L’assujetti dispose ensuite d’un délai de soixante jours pour se mettre en conformité, à compter de la remise ou de la réception du procès-verbal, de la proposition ou de la notification. Passé ce délai sans régularisation, il est de nouveau passible de l’amende.
Cette amende vise l’utilisateur du logiciel, pas son éditeur. Une entreprise dont l’éditeur tarde à fournir son attestation supporte quand même l’amende.
8. Ce qui bouge au 1er janvier 2027
Une échéance figure déjà dans les textes. L’article 286 du CGI doit être abrogé au 1er janvier 2027, dans le cadre de la recodification de la TVA au sein du code des impositions sur les biens et services opérée par l’ordonnance n° 2025-1247 du 17 décembre 2025, dont l’entrée en vigueur a été reportée à cette date par l’ordonnance n° 2026-671 du 27 juillet 2026. La version en vigueur de l’article 1770 duodecies porte la même borne.

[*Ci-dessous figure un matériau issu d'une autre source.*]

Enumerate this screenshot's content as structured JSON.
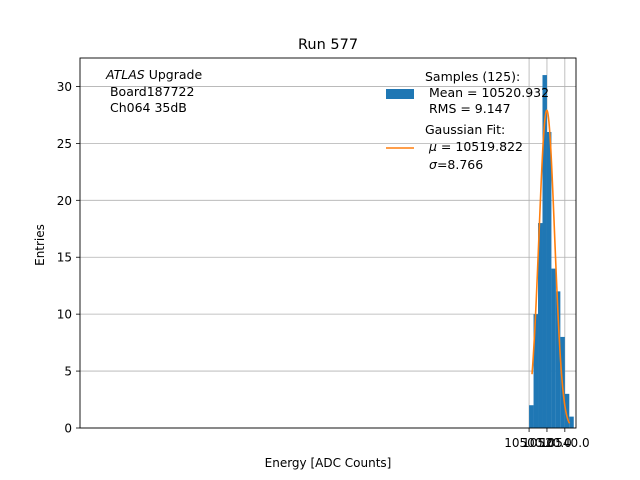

L’obligation de fond est reprise à l’article L. 216-40 du code des impositions sur les biens et services, mais ce texte ne mentionne ni certificat ni attestation : il renvoie à un décret non publié à ce jour. L’article 1770 duodecies, dans sa version applicable à compter de cette date, ne vise d’ailleurs plus que le certificat. Le maintien de l’attestation de l’éditeur dépendra donc de ce décret.
9. Questions fréquentes
Une attestation de l’éditeur vaut-elle autant qu’un certificat d’organisme accrédité ?
Oui. Depuis le 21 février 2026, le 3° bis du I de l’article 286 du CGI place les deux modes de preuve sur le même plan, séparés par un simple « ou ». L’entreprise détient l’un ou l’autre, pas les deux.
Faut-il une attestation par caisse ou une seule pour l’entreprise ?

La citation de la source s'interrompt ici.